E siccome secondo la norma la sola simultanea iscrizione ad un altro albo professionale è ostativa di per sé, "non occorre neanche verificare la continuità dell'esercizio in concreto della professione ritenuta incompatibile"; essendo sufficiente la sola l'iscrizione in un albo professionale, diverso da quelli esplicitamente elencati, per poter determinare l'incompatibilità con quella nell'albo degli avvocati, non essendo necessario, affinché tale condizione si realizzi, che la differente attività di odontoiatra sia effettivamente esercitata. Inoltre, considerato che la disciplina dell'incompatibilità è volta ad assicurare la professionalità dell'avvocato e l'indipendente esercizio della sua attività, non ricorrono le condizioni per sollevare una questione di legittimità costituzionale, come richiesto dal ricorrente, nè sussistono dubbi di compatibilità con i principi dell'Unione Europea.

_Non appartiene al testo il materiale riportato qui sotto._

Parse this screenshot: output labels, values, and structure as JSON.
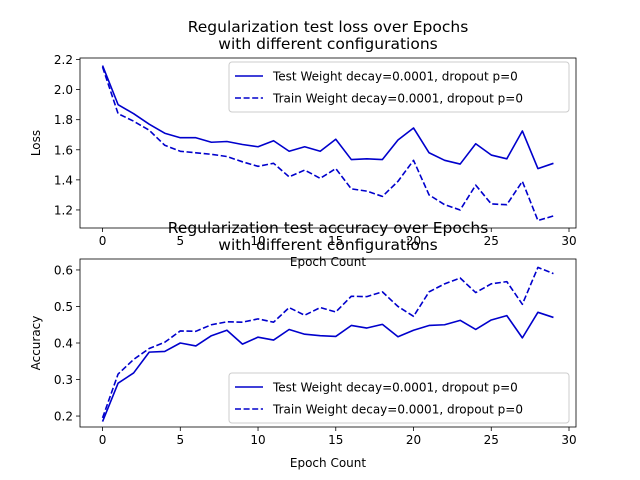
{
  "chart_data": [
    {
      "type": "line",
      "title": "Regularization test loss over Epochs\nwith different configurations",
      "xlabel": "Epoch Count",
      "ylabel": "Loss",
      "xlim": [
        -1.45,
        30.45
      ],
      "ylim": [
        1.08,
        2.21
      ],
      "xticks": [
        0,
        5,
        10,
        15,
        20,
        25,
        30
      ],
      "yticks": [
        1.2,
        1.4,
        1.6,
        1.8,
        2.0,
        2.2
      ],
      "ytick_labels": [
        "1.2",
        "1.4",
        "1.6",
        "1.8",
        "2.0",
        "2.2"
      ],
      "legend_position": "upper-right",
      "x": [
        0,
        1,
        2,
        3,
        4,
        5,
        6,
        7,
        8,
        9,
        10,
        11,
        12,
        13,
        14,
        15,
        16,
        17,
        18,
        19,
        20,
        21,
        22,
        23,
        24,
        25,
        26,
        27,
        28,
        29
      ],
      "series": [
        {
          "name": "Test Weight decay=0.0001, dropout p=0",
          "style": "solid",
          "color": "#0000cc",
          "values": [
            2.16,
            1.9,
            1.84,
            1.77,
            1.71,
            1.68,
            1.68,
            1.65,
            1.655,
            1.635,
            1.62,
            1.66,
            1.59,
            1.62,
            1.59,
            1.67,
            1.535,
            1.54,
            1.535,
            1.665,
            1.745,
            1.58,
            1.53,
            1.505,
            1.64,
            1.565,
            1.54,
            1.725,
            1.475,
            1.51
          ]
        },
        {
          "name": "Train Weight decay=0.0001, dropout p=0",
          "style": "dashed",
          "color": "#0000cc",
          "values": [
            2.15,
            1.84,
            1.79,
            1.73,
            1.63,
            1.59,
            1.58,
            1.57,
            1.555,
            1.52,
            1.49,
            1.51,
            1.42,
            1.465,
            1.41,
            1.475,
            1.34,
            1.325,
            1.29,
            1.39,
            1.53,
            1.3,
            1.235,
            1.2,
            1.365,
            1.24,
            1.235,
            1.39,
            1.13,
            1.16
          ]
        }
      ]
    },
    {
      "type": "line",
      "title": "Regularization test accuracy over Epochs\nwith different configurations",
      "xlabel": "Epoch Count",
      "ylabel": "Accuracy",
      "xlim": [
        -1.45,
        30.45
      ],
      "ylim": [
        0.17,
        0.63
      ],
      "xticks": [
        0,
        5,
        10,
        15,
        20,
        25,
        30
      ],
      "yticks": [
        0.2,
        0.3,
        0.4,
        0.5,
        0.6
      ],
      "ytick_labels": [
        "0.2",
        "0.3",
        "0.4",
        "0.5",
        "0.6"
      ],
      "legend_position": "lower-right",
      "x": [
        0,
        1,
        2,
        3,
        4,
        5,
        6,
        7,
        8,
        9,
        10,
        11,
        12,
        13,
        14,
        15,
        16,
        17,
        18,
        19,
        20,
        21,
        22,
        23,
        24,
        25,
        26,
        27,
        28,
        29
      ],
      "series": [
        {
          "name": "Test Weight decay=0.0001, dropout p=0",
          "style": "solid",
          "color": "#0000cc",
          "values": [
            0.185,
            0.29,
            0.318,
            0.375,
            0.377,
            0.4,
            0.392,
            0.42,
            0.435,
            0.397,
            0.416,
            0.408,
            0.437,
            0.424,
            0.42,
            0.418,
            0.448,
            0.441,
            0.451,
            0.417,
            0.435,
            0.448,
            0.45,
            0.462,
            0.437,
            0.463,
            0.475,
            0.414,
            0.484,
            0.47
          ]
        },
        {
          "name": "Train Weight decay=0.0001, dropout p=0",
          "style": "dashed",
          "color": "#0000cc",
          "values": [
            0.195,
            0.315,
            0.355,
            0.385,
            0.402,
            0.433,
            0.432,
            0.45,
            0.458,
            0.457,
            0.466,
            0.457,
            0.497,
            0.476,
            0.497,
            0.485,
            0.528,
            0.527,
            0.54,
            0.5,
            0.473,
            0.54,
            0.562,
            0.578,
            0.538,
            0.562,
            0.568,
            0.506,
            0.607,
            0.59
          ]
        }
      ]
    }
  ]
}
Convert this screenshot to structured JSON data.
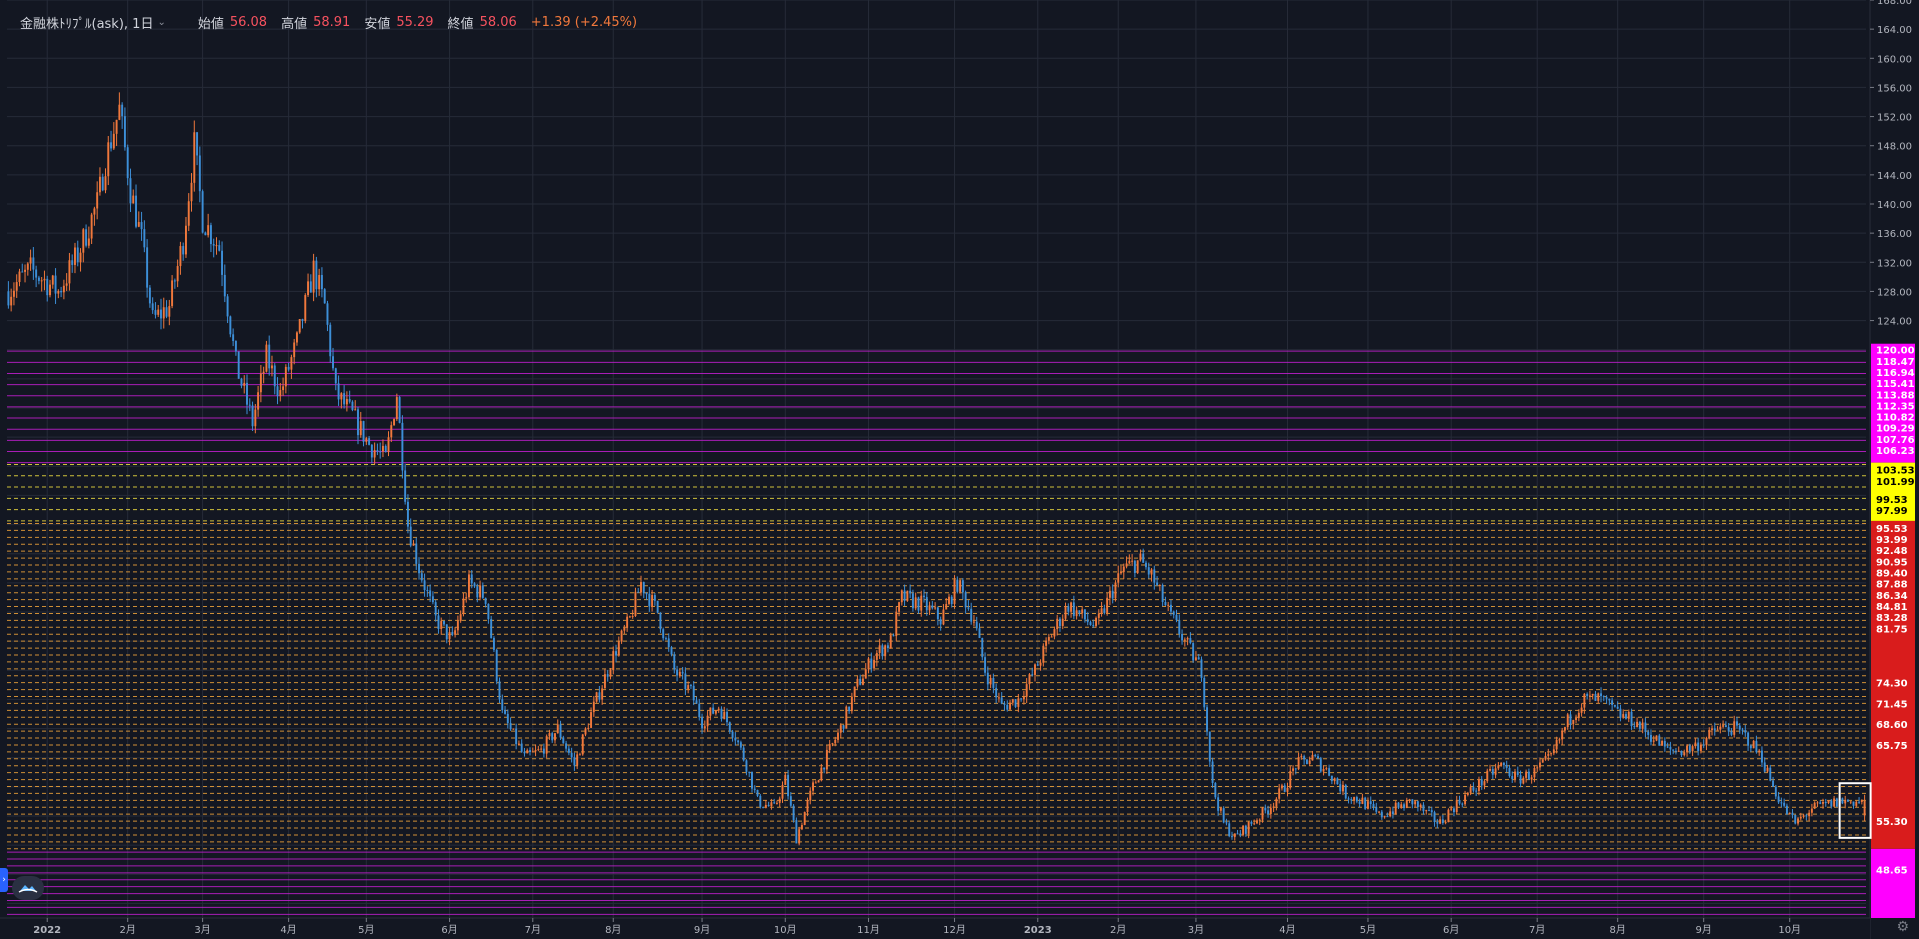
{
  "legend": {
    "symbol": "金融株ﾄﾘﾌﾟﾙ(ask), 1日",
    "open_label": "始値",
    "open": "56.08",
    "high_label": "高値",
    "high": "58.91",
    "low_label": "安値",
    "low": "55.29",
    "close_label": "終値",
    "close": "58.06",
    "change": "+1.39 (+2.45%)"
  },
  "colors": {
    "background": "#131722",
    "up": "#f0783c",
    "down": "#3d8fd8",
    "magenta_zone": "#ff00ff",
    "yellow_zone": "#ffff00",
    "red_zone": "#d91c1c",
    "dashed_level": "#f2a53a"
  },
  "icons": {
    "settings": "gear-icon",
    "logo": "cloud-logo-icon",
    "chevron": "chevron-down-icon",
    "collapse": "chevron-right-icon"
  },
  "chart_data": {
    "type": "candlestick",
    "title": "",
    "xlabel": "",
    "ylabel": "",
    "ylim": [
      42,
      168
    ],
    "y_ticks": [
      "168.00",
      "164.00",
      "160.00",
      "156.00",
      "152.00",
      "148.00",
      "144.00",
      "140.00",
      "136.00",
      "132.00",
      "128.00",
      "124.00"
    ],
    "x_ticks": [
      {
        "label": "2022",
        "idx": 14
      },
      {
        "label": "2月",
        "idx": 43
      },
      {
        "label": "3月",
        "idx": 70
      },
      {
        "label": "4月",
        "idx": 101
      },
      {
        "label": "5月",
        "idx": 129
      },
      {
        "label": "6月",
        "idx": 159
      },
      {
        "label": "7月",
        "idx": 189
      },
      {
        "label": "8月",
        "idx": 218
      },
      {
        "label": "9月",
        "idx": 250
      },
      {
        "label": "10月",
        "idx": 280
      },
      {
        "label": "11月",
        "idx": 310
      },
      {
        "label": "12月",
        "idx": 341
      },
      {
        "label": "2023",
        "idx": 371
      },
      {
        "label": "2月",
        "idx": 400
      },
      {
        "label": "3月",
        "idx": 428
      },
      {
        "label": "4月",
        "idx": 461
      },
      {
        "label": "5月",
        "idx": 490
      },
      {
        "label": "6月",
        "idx": 520
      },
      {
        "label": "7月",
        "idx": 551
      },
      {
        "label": "8月",
        "idx": 580
      },
      {
        "label": "9月",
        "idx": 611
      },
      {
        "label": "10月",
        "idx": 642
      }
    ],
    "bars_total": 670,
    "anchors": [
      [
        0,
        128
      ],
      [
        8,
        131
      ],
      [
        18,
        128
      ],
      [
        25,
        133
      ],
      [
        32,
        140
      ],
      [
        35,
        146
      ],
      [
        40,
        153
      ],
      [
        44,
        142
      ],
      [
        48,
        135
      ],
      [
        52,
        124
      ],
      [
        58,
        126
      ],
      [
        63,
        135
      ],
      [
        67,
        148
      ],
      [
        70,
        138
      ],
      [
        76,
        134
      ],
      [
        82,
        118
      ],
      [
        88,
        110
      ],
      [
        93,
        119
      ],
      [
        98,
        114
      ],
      [
        104,
        121
      ],
      [
        110,
        131
      ],
      [
        114,
        126
      ],
      [
        118,
        114
      ],
      [
        124,
        111
      ],
      [
        130,
        107
      ],
      [
        136,
        105
      ],
      [
        140,
        114
      ],
      [
        144,
        96
      ],
      [
        148,
        90
      ],
      [
        154,
        83
      ],
      [
        160,
        80
      ],
      [
        166,
        88
      ],
      [
        172,
        86
      ],
      [
        178,
        70
      ],
      [
        186,
        64
      ],
      [
        192,
        65
      ],
      [
        198,
        68
      ],
      [
        204,
        63
      ],
      [
        210,
        70
      ],
      [
        214,
        74
      ],
      [
        218,
        78
      ],
      [
        224,
        83
      ],
      [
        228,
        88
      ],
      [
        234,
        84
      ],
      [
        240,
        76
      ],
      [
        246,
        73
      ],
      [
        250,
        69
      ],
      [
        256,
        71
      ],
      [
        262,
        67
      ],
      [
        266,
        63
      ],
      [
        270,
        58
      ],
      [
        276,
        57
      ],
      [
        280,
        61
      ],
      [
        284,
        53
      ],
      [
        290,
        60
      ],
      [
        296,
        65
      ],
      [
        300,
        68
      ],
      [
        306,
        74
      ],
      [
        312,
        78
      ],
      [
        318,
        80
      ],
      [
        322,
        86
      ],
      [
        330,
        85
      ],
      [
        336,
        83
      ],
      [
        342,
        88
      ],
      [
        348,
        83
      ],
      [
        352,
        76
      ],
      [
        358,
        71
      ],
      [
        364,
        72
      ],
      [
        370,
        76
      ],
      [
        376,
        81
      ],
      [
        382,
        85
      ],
      [
        388,
        83
      ],
      [
        392,
        82
      ],
      [
        398,
        87
      ],
      [
        402,
        90
      ],
      [
        408,
        91
      ],
      [
        412,
        89
      ],
      [
        418,
        84
      ],
      [
        424,
        80
      ],
      [
        430,
        76
      ],
      [
        434,
        60
      ],
      [
        438,
        55
      ],
      [
        442,
        53
      ],
      [
        448,
        55
      ],
      [
        454,
        57
      ],
      [
        460,
        60
      ],
      [
        464,
        63
      ],
      [
        470,
        64
      ],
      [
        476,
        62
      ],
      [
        482,
        59
      ],
      [
        488,
        58
      ],
      [
        494,
        56
      ],
      [
        500,
        57
      ],
      [
        506,
        58
      ],
      [
        512,
        56
      ],
      [
        516,
        55
      ],
      [
        520,
        57
      ],
      [
        526,
        59
      ],
      [
        532,
        61
      ],
      [
        538,
        63
      ],
      [
        544,
        61
      ],
      [
        550,
        62
      ],
      [
        556,
        64
      ],
      [
        562,
        69
      ],
      [
        568,
        72
      ],
      [
        574,
        72
      ],
      [
        580,
        70
      ],
      [
        586,
        69
      ],
      [
        592,
        67
      ],
      [
        598,
        65
      ],
      [
        604,
        65
      ],
      [
        610,
        66
      ],
      [
        616,
        68
      ],
      [
        622,
        68
      ],
      [
        626,
        67
      ],
      [
        632,
        64
      ],
      [
        636,
        60
      ],
      [
        640,
        57
      ],
      [
        644,
        55
      ],
      [
        650,
        57
      ],
      [
        660,
        58
      ],
      [
        669,
        58
      ]
    ],
    "last_bar": {
      "open": 56.08,
      "high": 58.91,
      "low": 55.29,
      "close": 58.06
    },
    "price_tags": [
      {
        "value": 120.0,
        "color": "magenta"
      },
      {
        "value": 118.47,
        "color": "magenta"
      },
      {
        "value": 116.94,
        "color": "magenta"
      },
      {
        "value": 115.41,
        "color": "magenta"
      },
      {
        "value": 113.88,
        "color": "magenta"
      },
      {
        "value": 112.35,
        "color": "magenta"
      },
      {
        "value": 110.82,
        "color": "magenta"
      },
      {
        "value": 109.29,
        "color": "magenta"
      },
      {
        "value": 107.76,
        "color": "magenta"
      },
      {
        "value": 106.23,
        "color": "magenta"
      },
      {
        "value": 103.53,
        "color": "yellow"
      },
      {
        "value": 101.99,
        "color": "yellow"
      },
      {
        "value": 99.53,
        "color": "yellow"
      },
      {
        "value": 97.99,
        "color": "yellow"
      },
      {
        "value": 95.53,
        "color": "red"
      },
      {
        "value": 93.99,
        "color": "red"
      },
      {
        "value": 92.48,
        "color": "red"
      },
      {
        "value": 90.95,
        "color": "red"
      },
      {
        "value": 89.4,
        "color": "red"
      },
      {
        "value": 87.88,
        "color": "red"
      },
      {
        "value": 86.34,
        "color": "red"
      },
      {
        "value": 84.81,
        "color": "red"
      },
      {
        "value": 83.28,
        "color": "red"
      },
      {
        "value": 81.75,
        "color": "red"
      },
      {
        "value": 74.3,
        "color": "red"
      },
      {
        "value": 71.45,
        "color": "red"
      },
      {
        "value": 68.6,
        "color": "red"
      },
      {
        "value": 65.75,
        "color": "red"
      },
      {
        "value": 55.3,
        "color": "red"
      },
      {
        "value": 48.65,
        "color": "magenta"
      }
    ],
    "level_bands": [
      {
        "from": 42.5,
        "to": 51.5,
        "step": 0.95,
        "style": "solid",
        "color": "magenta"
      },
      {
        "from": 51.5,
        "to": 96.5,
        "step": 0.95,
        "style": "dashed",
        "color": "orange"
      },
      {
        "from": 96.5,
        "to": 104.5,
        "step": 1.55,
        "style": "dashed",
        "color": "yellow"
      },
      {
        "from": 104.5,
        "to": 120.5,
        "step": 1.53,
        "style": "solid",
        "color": "magenta"
      }
    ],
    "red_axis_band": [
      51.5,
      96.5
    ],
    "magenta_axis_bands": [
      [
        104.5,
        120.5
      ],
      [
        42.0,
        51.5
      ]
    ],
    "yellow_axis_band": [
      96.5,
      104.5
    ]
  }
}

Bocciata anche la doglianza procedurale relativa al fatto che l'audizione dinanzi al COA si è tenuta in video-conferenza e dunque "con modalità lesive del suo diritto ad esporre compiutamente le proprie difese". Il Cnf ricorda che l'articolo 73 del Dl n. 18/2020 ha reso possibile, in via generale, in conseguenza dell'emergenza pandemica, le riunioni da remoto degli organismi collegiali di diritto pubblico che non sono affatto lesive del diritto di difesa che può essere validamente espletato anche attraverso l'audizione da remoto.